04 Thursday Oct 2012

Posted by jrbenjamin in History, Religion

≈ 1 Comment

Tags

Apologetics, Atheism, Christianity, church, doctrine, G.K. Chesterton, Orthodoxy

Chesterton

“This is the last and most astounding fact about this faith; that its enemies will use any weapon against it, the swords that cut their own fingers, and the firebrands that burn their own homes. Men who begin to fight the Church for the sake of freedom and humanity end by flinging away freedom and humanity if only they may fight the Church. This is no exaggeration; I could fill a book with the instances of it. Mr. Blatchford set out, as an ordinary Bible-smasher, to prove that Adam was guiltless of sin against God; in manoeuvring so as to maintain this he admitted, as a mere side issue, that all the tyrants, from Nero to King Leopold, were guiltless of any sin against humanity.

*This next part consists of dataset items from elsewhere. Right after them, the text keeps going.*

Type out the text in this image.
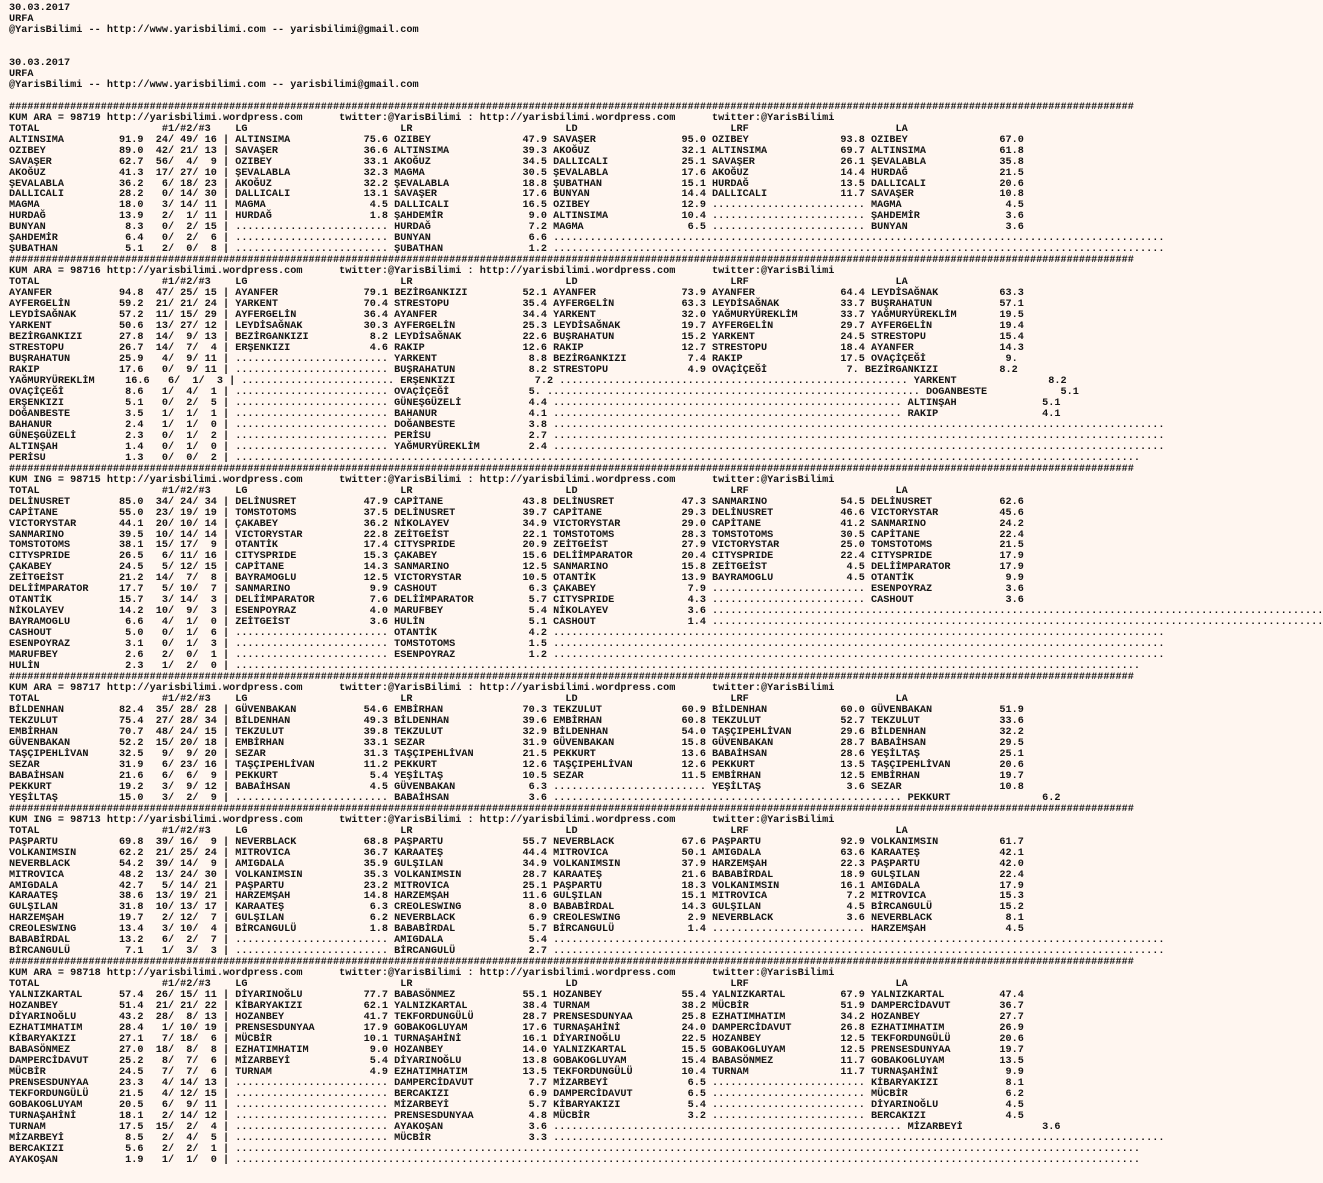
30.03.2017
URFA
@YarisBilimi -- http://www.yarisbilimi.com -- yarisbilimi@gmail.com

30.03.2017
URFA
@YarisBilimi -- http://www.yarisbilimi.com -- yarisbilimi@gmail.com

########################################################################################################################################################################################
KUM ARA = 98719 http://yarisbilimi.wordpress.com      twitter:@YarisBilimi : http://yarisbilimi.wordpress.com      twitter:@YarisBilimi
TOTAL                    #1/#2/#3    LG                         LR                         LD                         LRF                        LA
ALTINSIMA         91.9  24/ 49/ 16 | ALTINSIMA            75.6 OZIBEY               47.9 SAVAŞER              95.0 OZIBEY               93.8 OZIBEY               67.0
OZIBEY            89.0  42/ 21/ 13 | SAVAŞER              36.6 ALTINSIMA            39.3 AKOĞUZ               32.1 ALTINSIMA            69.7 ALTINSIMA            61.8
SAVAŞER           62.7  56/  4/  9 | OZIBEY               33.1 AKOĞUZ               34.5 DALLICALI            25.1 SAVAŞER              26.1 ŞEVALABLA            35.8
AKOĞUZ            41.3  17/ 27/ 10 | ŞEVALABLA            32.3 MAGMA                30.5 ŞEVALABLA            17.6 AKOĞUZ               14.4 HURDAĞ               21.5
ŞEVALABLA         36.2   6/ 18/ 23 | AKOĞUZ               32.2 ŞEVALABLA            18.8 ŞUBATHAN             15.1 HURDAĞ               13.5 DALLICALI            20.6
DALLICALI         28.2   0/ 14/ 30 | DALLICALI            13.1 SAVAŞER              17.6 BUNYAN               14.4 DALLICALI            11.7 SAVAŞER              10.8
MAGMA             18.0   3/ 14/ 11 | MAGMA                 4.5 DALLICALI            16.5 OZIBEY               12.9 ......................... MAGMA                 4.5
HURDAĞ            13.9   2/  1/ 11 | HURDAĞ                1.8 ŞAHDEMİR              9.0 ALTINSIMA            10.4 ......................... ŞAHDEMİR              3.6
BUNYAN             8.3   0/  2/ 15 | ......................... HURDAĞ                7.2 MAGMA                 6.5 ......................... BUNYAN                3.6
ŞAHDEMİR           6.4   0/  2/  6 | ......................... BUNYAN                6.6 ....................................................................................................
ŞUBATHAN           5.1   2/  0/  8 | ......................... ŞUBATHAN              1.2 ....................................................................................................
########################################################################################################################################################################################
KUM ARA = 98716 http://yarisbilimi.wordpress.com      twitter:@YarisBilimi : http://yarisbilimi.wordpress.com      twitter:@YarisBilimi
TOTAL                    #1/#2/#3    LG                         LR                         LD                         LRF                        LA
AYANFER           94.8  47/ 25/ 15 | AYANFER              79.1 BEZİRGANKIZI         52.1 AYANFER              73.9 AYANFER              64.4 LEYDİSAĞNAK          63.3
AYFERGELİN        59.2  21/ 21/ 24 | YARKENT              70.4 STRESTOPU            35.4 AYFERGELİN           63.3 LEYDİSAĞNAK          33.7 BUŞRAHATUN           57.1
LEYDİSAĞNAK       57.2  11/ 15/ 29 | AYFERGELİN           36.4 AYANFER              34.4 YARKENT              32.0 YAĞMURYÜREKLİM       33.7 YAĞMURYÜREKLİM       19.5
YARKENT           50.6  13/ 27/ 12 | LEYDİSAĞNAK          30.3 AYFERGELİN           25.3 LEYDİSAĞNAK          19.7 AYFERGELİN           29.7 AYFERGELİN           19.4
BEZİRGANKIZI      27.8  14/  9/ 13 | BEZİRGANKIZI          8.2 LEYDİSAĞNAK          22.6 BUŞRAHATUN           15.2 YARKENT              24.5 STRESTOPU            15.4
STRESTOPU         26.7  14/  7/  4 | ERŞENKIZI             4.6 RAKIP                12.6 RAKIP                12.7 STRESTOPU            18.4 AYANFER              14.3
BUŞRAHATUN        25.9   4/  9/ 11 | ......................... YARKENT               8.8 BEZİRGANKIZI          7.4 RAKIP                17.5 OVAÇİÇEĞİ             9.
RAKIP             17.6   0/  9/ 11 | ......................... BUŞRAHATUN            8.2 STRESTOPU             4.9 OVAÇİÇEĞİ             7. BEZİRGANKIZI          8.2
YAĞMURYÜREKLİM     16.6   6/  1/  3 | ......................... ERŞENKIZI             7.2 ......................................................... YARKENT               8.2
OVAÇİÇEĞİ          8.6   1/  4/  1 | ......................... OVAÇİÇEĞİ             5. ............................................................. DOGANBESTE            5.1
ERŞENKIZI          5.1   0/  2/  5 | ......................... GÜNEŞGÜZELİ           4.4 ......................................................... ALTINŞAH              5.1
DOĞANBESTE         3.5   1/  1/  1 | ......................... BAHANUR               4.1 ......................................................... RAKIP                 4.1
BAHANUR            2.4   1/  1/  0 | ......................... DOĞANBESTE            3.8 ....................................................................................................
GÜNEŞGÜZELİ        2.3   0/  1/  2 | ......................... PERİSU                2.7 ....................................................................................................
ALTINŞAH           1.4   0/  1/  0 | ......................... YAĞMURYÜREKLİM        2.4 ....................................................................................................
PERİSU             1.3   0/  0/  2 | ....................................................................................................................................................
########################################################################################################################################################################################
KUM ING = 98715 http://yarisbilimi.wordpress.com      twitter:@YarisBilimi : http://yarisbilimi.wordpress.com      twitter:@YarisBilimi
TOTAL                    #1/#2/#3    LG                         LR                         LD                         LRF                        LA
DELİNUSRET        85.0  34/ 24/ 34 | DELİNUSRET           47.9 CAPİTANE             43.8 DELİNUSRET           47.3 SANMARINO            54.5 DELİNUSRET           62.6
CAPİTANE          55.0  23/ 19/ 19 | TOMSTOTOMS           37.5 DELİNUSRET           39.7 CAPİTANE             29.3 DELİNUSRET           46.6 VICTORYSTAR          45.6
VICTORYSTAR       44.1  20/ 10/ 14 | ÇAKABEY              36.2 NİKOLAYEV            34.9 VICTORYSTAR          29.0 CAPİTANE             41.2 SANMARINO            24.2
SANMARINO         39.5  10/ 14/ 14 | VICTORYSTAR          22.8 ZEİTGEİST            22.1 TOMSTOTOMS           28.3 TOMSTOTOMS           30.5 CAPİTANE             22.4
TOMSTOTOMS        38.1  15/ 17/  9 | OTANTİK              17.4 CITYSPRIDE           20.9 ZEİTGEİST            27.9 VICTORYSTAR          25.0 TOMSTOTOMS           21.5
CITYSPRIDE        26.5   6/ 11/ 16 | CITYSPRIDE           15.3 ÇAKABEY              15.6 DELİİMPARATOR        20.4 CITYSPRIDE           22.4 CITYSPRIDE           17.9
ÇAKABEY           24.5   5/ 12/ 15 | CAPİTANE             14.3 SANMARINO            12.5 SANMARINO            15.8 ZEİTGEİST             4.5 DELİİMPARATOR        17.9
ZEİTGEİST         21.2  14/  7/  8 | BAYRAMOGLU           12.5 VICTORYSTAR          10.5 OTANTİK              13.9 BAYRAMOGLU            4.5 OTANTİK               9.9
DELİİMPARATOR     17.7   5/ 10/  7 | SANMARINO             9.9 CASHOUT               6.3 ÇAKABEY               7.9 ......................... ESENPOYRAZ            3.6
OTANTİK           15.7   3/ 14/  3 | DELİİMPARATOR         7.6 DELİİMPARATOR         5.7 CITYSPRIDE            4.3 ......................... CASHOUT               3.6
NİKOLAYEV         14.2  10/  9/  3 | ESENPOYRAZ            4.0 MARUFBEY              5.4 NİKOLAYEV             3.6 ....................................................................................................
BAYRAMOGLU         6.6   4/  1/  0 | ZEİTGEİST             3.6 HULİN                 5.1 CASHOUT               1.4 ....................................................................................................
CASHOUT            5.0   0/  1/  6 | ......................... OTANTİK               4.2 ....................................................................................................
ESENPOYRAZ         3.1   0/  1/  3 | ......................... TOMSTOTOMS            1.5 ....................................................................................................
MARUFBEY           2.6   2/  0/  1 | ......................... ESENPOYRAZ            1.2 ....................................................................................................
HULİN              2.3   1/  2/  0 | ....................................................................................................................................................
########################################################################################################################################################################################
KUM ARA = 98717 http://yarisbilimi.wordpress.com      twitter:@YarisBilimi : http://yarisbilimi.wordpress.com      twitter:@YarisBilimi
TOTAL                    #1/#2/#3    LG                         LR                         LD                         LRF                        LA
BİLDENHAN         82.4  35/ 28/ 28 | GÜVENBAKAN           54.6 EMBİRHAN             70.3 TEKZULUT             60.9 BİLDENHAN            60.0 GÜVENBAKAN           51.9
TEKZULUT          75.4  27/ 28/ 34 | BİLDENHAN            49.3 BİLDENHAN            39.6 EMBİRHAN             60.8 TEKZULUT             52.7 TEKZULUT             33.6
EMBİRHAN          70.7  48/ 24/ 15 | TEKZULUT             39.8 TEKZULUT             32.9 BİLDENHAN            54.0 TAŞÇIPEHLİVAN        29.6 BİLDENHAN            32.2
GÜVENBAKAN        52.2  15/ 20/ 18 | EMBİRHAN             33.1 SEZAR                31.9 GÜVENBAKAN           15.8 GÜVENBAKAN           28.7 BABAİHSAN            29.5
TAŞÇIPEHLİVAN     32.5   9/  9/ 20 | SEZAR                31.3 TAŞÇIPEHLİVAN        21.5 PEKKURT              13.6 BABAİHSAN            28.6 YEŞİLTAŞ             25.1
SEZAR             31.9   6/ 23/ 16 | TAŞÇIPEHLİVAN        11.2 PEKKURT              12.6 TAŞÇIPEHLİVAN        12.6 PEKKURT              13.5 TAŞÇIPEHLİVAN        20.6
BABAİHSAN         21.6   6/  6/  9 | PEKKURT               5.4 YEŞİLTAŞ             10.5 SEZAR                11.5 EMBİRHAN             12.5 EMBİRHAN             19.7
PEKKURT           19.2   3/  9/ 12 | BABAİHSAN             4.5 GÜVENBAKAN            6.3 ......................... YEŞİLTAŞ              3.6 SEZAR                10.8
YEŞİLTAŞ          15.0   3/  2/  9 | ......................... BABAİHSAN             3.6 ......................................................... PEKKURT               6.2
########################################################################################################################################################################################
KUM ING = 98713 http://yarisbilimi.wordpress.com      twitter:@YarisBilimi : http://yarisbilimi.wordpress.com      twitter:@YarisBilimi
TOTAL                    #1/#2/#3    LG                         LR                         LD                         LRF                        LA
PAŞPARTU          69.8  39/ 16/  9 | NEVERBLACK           68.8 PAŞPARTU             55.7 NEVERBLACK           67.6 PAŞPARTU             92.9 VOLKANIMSIN          61.7
VOLKANIMSIN       62.2  21/ 25/ 24 | MITROVICA            36.7 KARAATEŞ             44.4 MITROVICA            50.1 AMIGDALA             63.6 KARAATEŞ             42.1
NEVERBLACK        54.2  39/ 14/  9 | AMIGDALA             35.9 GULŞILAN             34.9 VOLKANIMSIN          37.9 HARZEMŞAH            22.3 PAŞPARTU             42.0
MITROVICA         48.2  13/ 24/ 30 | VOLKANIMSIN          35.3 VOLKANIMSIN          28.7 KARAATEŞ             21.6 BABABİRDAL           18.9 GULŞILAN             22.4
AMIGDALA          42.7   5/ 14/ 21 | PAŞPARTU             23.2 MITROVICA            25.1 PAŞPARTU             18.3 VOLKANIMSIN          16.1 AMIGDALA             17.9
KARAATEŞ          38.6  13/ 19/ 21 | HARZEMŞAH            14.8 HARZEMŞAH            11.6 GULŞILAN             15.1 MITROVICA             7.2 MITROVICA            15.3
GULŞILAN          31.8  10/ 13/ 17 | KARAATEŞ              6.3 CREOLESWING           8.0 BABABİRDAL           14.3 GULŞILAN              4.5 BİRCANGULÜ           15.2
HARZEMŞAH         19.7   2/ 12/  7 | GULŞILAN              6.2 NEVERBLACK            6.9 CREOLESWING           2.9 NEVERBLACK            3.6 NEVERBLACK            8.1
CREOLESWING       13.4   3/ 10/  4 | BİRCANGULÜ            1.8 BABABİRDAL            5.7 BİRCANGULÜ            1.4 ......................... HARZEMŞAH             4.5
BABABİRDAL        13.2   6/  2/  7 | ......................... AMIGDALA              5.4 ....................................................................................................
BİRCANGULÜ         7.1   1/  3/  3 | ......................... BİRCANGULÜ            2.7 ....................................................................................................
########################################################################################################################################################################################
KUM ARA = 98718 http://yarisbilimi.wordpress.com      twitter:@YarisBilimi : http://yarisbilimi.wordpress.com      twitter:@YarisBilimi
TOTAL                    #1/#2/#3    LG                         LR                         LD                         LRF                        LA
YALNIZKARTAL      57.4  26/ 15/ 11 | DİYARINOĞLU          77.7 BABASÖNMEZ           55.1 HOZANBEY             55.4 YALNIZKARTAL         67.9 YALNIZKARTAL         47.4
HOZANBEY          51.4  21/ 21/ 22 | KİBARYAKIZI          62.1 YALNIZKARTAL         38.4 TURNAM               38.2 MÜCBİR               51.9 DAMPERCİDAVUT        36.7
DİYARINOĞLU       43.2  28/  8/ 13 | HOZANBEY             41.7 TEKFORDUNGÜLÜ        28.7 PRENSESDUNYAA        25.8 EZHATIMHATIM         34.2 HOZANBEY             27.7
EZHATIMHATIM      28.4   1/ 10/ 19 | PRENSESDUNYAA        17.9 GOBAKOGLUYAM         17.6 TURNAŞAHİNİ          24.0 DAMPERCİDAVUT        26.8 EZHATIMHATIM         26.9
KİBARYAKIZI       27.1   7/ 18/  6 | MÜCBİR               10.1 TURNAŞAHİNİ          16.1 DİYARINOĞLU          22.5 HOZANBEY             12.5 TEKFORDUNGÜLÜ        20.6
BABASÖNMEZ        27.0  18/  8/  8 | EZHATIMHATIM          9.0 HOZANBEY             14.0 YALNIZKARTAL         15.5 GOBAKOGLUYAM         12.5 PRENSESDUNYAA        19.7
DAMPERCİDAVUT     25.2   8/  7/  6 | MİZARBEYİ             5.4 DİYARINOĞLU          13.8 GOBAKOGLUYAM         15.4 BABASÖNMEZ           11.7 GOBAKOGLUYAM         13.5
MÜCBİR            24.5   7/  7/  6 | TURNAM                4.9 EZHATIMHATIM         13.5 TEKFORDUNGÜLÜ        10.4 TURNAM               11.7 TURNAŞAHİNİ           9.9
PRENSESDUNYAA     23.3   4/ 14/ 13 | ......................... DAMPERCİDAVUT         7.7 MİZARBEYİ             6.5 ......................... KİBARYAKIZI           8.1
TEKFORDUNGÜLÜ     21.5   4/ 12/ 15 | ......................... BERCAKIZI             6.9 DAMPERCİDAVUT         6.5 ......................... MÜCBİR                6.2
GOBAKOGLUYAM      20.5   6/  9/ 11 | ......................... MİZARBEYİ             5.7 KİBARYAKIZI           5.4 ......................... DİYARINOĞLU           4.5
TURNAŞAHİNİ       18.1   2/ 14/ 12 | ......................... PRENSESDUNYAA         4.8 MÜCBİR                3.2 ......................... BERCAKIZI             4.5
TURNAM            17.5  15/  2/  4 | ......................... AYAKOŞAN              3.6 ......................................................... MİZARBEYİ             3.6
MİZARBEYİ          8.5   2/  4/  5 | ......................... MÜCBİR                3.3 ....................................................................................................
BERCAKIZI          5.6   2/  2/  1 | ....................................................................................................................................................
AYAKOŞAN           1.9   1/  1/  0 | ....................................................................................................................................................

I know a man who has such a passion for proving that he will have no personal existence after death that he falls back on the position that he has no personal existence now. He invokes Buddhism and says that all souls fade into each other; in order to prove that he cannot go to heaven he proves that he cannot go to Hartle-pool. I have known people who protested against religious education with arguments against any education, saying that the child’s mind must grow freely or that the old must not teach the young. I have known people who showed that there could be no divine judgment by showing that there can be no human judgment, even for practical purposes. They burned their own corn to set fire to the church; they smashed their own tools to smash it; any stick was good enough to beat it with, though it were the last stick of their own dismembered furniture. We do not admire, we hardly excuse, the fanatic who wrecks this world for love of the other. But what are we to say of the fanatic who wrecks this world out of hatred of the other? He sacrifices the very existence of humanity to the non-existence of God. He offers his victims not to the altar, but merely to assert the idleness of the altar and the emptiness of the throne. He is ready to ruin even that primary ethic by which all things live, for his strange and eternal vengeance upon some one who never lived at all.”

__________

From Orthodoxyby G.K. Chesterton.

I’m always astounded that I’ve never heard this (or, for that matter, any of Orthodoxy) quoted — even one time — by a Christian in an apologetics debate. Defenses of Christianity do not get more pugnacious than these words. My astonishment here grows all the more in light of the methods employed by the so-called “New Atheists” (whose critiques of the church, I should say, I often find compelling).

These words are over a hundred years old; they’ve never been truer than they are now.